The details of Illumina sequence identifier are as follows:
| Identifier | Meaning |
|---|---|
| HWI-ST1276 | Instrument – unique identifier of the sequencer |
| 71 | run number – Run number on instrument |
| C1162ACXX | FlowCell ID – ID of flowcell |
| 1 | LaneNumber – positive integer |
| 1101 | TileNumber – positive integer |
| 1208 | X – x coordinate of the spot. Integer which can be negative |
| 2458 | Y – y coordinate of the spot. Integer which can be negative |
| 1 | ReadNumber - 1 for single reads; 1 or 2 for paired ends |
| N | whether it is filtered - NB: Y if the read is filtered out, not in the delivered fastq file, N otherwise |
| 0 | control number - 0 when none of the control bits are on, otherwise it is an even number |
| CGATGT | Illumina index sequences |
(1) The data deliverd is a compressed file in format of '.fq.gz'. Before data delivery, we will calculate the md5 value of each compressed file and
please check it when you get the data. There are two ways to check the md5 value. In Linux environment, you can use 'md5sum -c <*md5.txt>' command under the data directory. In Windows environment, you can use
a calibration tool e.g. hashmyfiles. If the md5 value of compressed file doesn't match with the one we provide in md5 file in data directory, the file may have been damaged during the transmitting procedure.
(2) For paired-end (PE) sequencing, every sample should have 2 data flies (read1 file and read2 file). These 2 files have the same line number, you could use 'wc -l' command to check the line number in Linux environment.
The line number divide by 4 is the number of reads.
(3) The date size is the space occupied by the data in the hard disk. It's related to the format of disk and compression ratio. And it has no influence on the quantity of sequenced bases.
So the size of read1 file may be unequal to the size of read2 file.

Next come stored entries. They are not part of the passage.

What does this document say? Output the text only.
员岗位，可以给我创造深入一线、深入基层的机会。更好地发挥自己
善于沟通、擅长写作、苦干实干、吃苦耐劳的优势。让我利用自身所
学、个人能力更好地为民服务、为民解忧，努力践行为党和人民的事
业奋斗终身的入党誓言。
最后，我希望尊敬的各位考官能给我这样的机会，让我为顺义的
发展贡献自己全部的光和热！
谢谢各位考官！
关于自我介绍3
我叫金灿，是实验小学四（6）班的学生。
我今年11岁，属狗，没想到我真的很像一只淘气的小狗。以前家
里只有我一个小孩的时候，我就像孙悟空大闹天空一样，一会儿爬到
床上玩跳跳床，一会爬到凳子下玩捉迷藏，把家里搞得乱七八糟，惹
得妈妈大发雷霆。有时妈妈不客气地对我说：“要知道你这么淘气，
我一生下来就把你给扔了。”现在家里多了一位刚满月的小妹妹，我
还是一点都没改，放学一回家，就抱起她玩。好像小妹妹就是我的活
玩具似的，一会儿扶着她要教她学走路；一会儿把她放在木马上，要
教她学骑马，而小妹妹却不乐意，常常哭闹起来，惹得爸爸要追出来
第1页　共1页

(4) When customer’s samples need large amount of data e.g. whole genome sequencing data, we would use separate-lane sequencing strategy to make sure the quality of data. So it's possible that one sample has several parts sequencing data.
For example, if sample 1 has two read1 files, sample1_L1_1.fq.gz and sample1_L2_1.fq.gz, that means this sample was sequenced on different lanes.
(5) About the quality control standard. If we promise to deliver the clean data, we will filter the data strictly according to the standard to obtain high quality clean data which can be used for further research and paper writing.
We will discard the paired reads in the following situation: when either one read contains adapter contamination; when either one read contains uncertain nucleotides more than 10 percent; when either one read contains low quality nucleotides (base quality less than 5) more than 50 percent, discard the paired reads.
The data analysis results based on this standard can be approved by high level magazines (Yan L.Y. et al . 2013). If you want to get more information, please refer to the official website of Novogene (www.novogene.com).
(6) About the sequenced reads. The Index is normally in the middle of the adapter during the process of experimenting and sequencing except the special library. We can get the Read1 sequence and Read2 sequence by Index read.
They are all the sequence of samples so that it's no necessary to dispose the beginning and end of reads in the downstream analysis(e.g. mapping).
(7) Ninety days after the data delivery, we will delete outdated data. So please keep your data properly. If you have any question or doubt, please contact us as soon as possible. Have a nice day!
Cock P.J.A. et al (2010). The Sanger FASTQ file format for sequences with quality scores, and the Solexa/Illumina FASTQ variants. Nucleic acids research 38, 1767-1771.
Hansen K.D. et al (2010). Biases in Illumina transcriptome sequencing caused by random hexamer priming. Nucleic acids research 38, e131-e131.
Erlich Y.et al (2008). Alta-Cyclic: a self-optimizing base caller for next-generation sequencing.Nature Methods,5,679-682.
Jiang L.C. et al (2011). Synthetic spike-in standards for RNA-seq experiments. Genome research 21, 1543-1551.
Yan L.Y. et al (2013). Single-cell RNA-Seq profiling of human preimplantation embryos and embryonic stem cells. Nat Struct Mol Biol.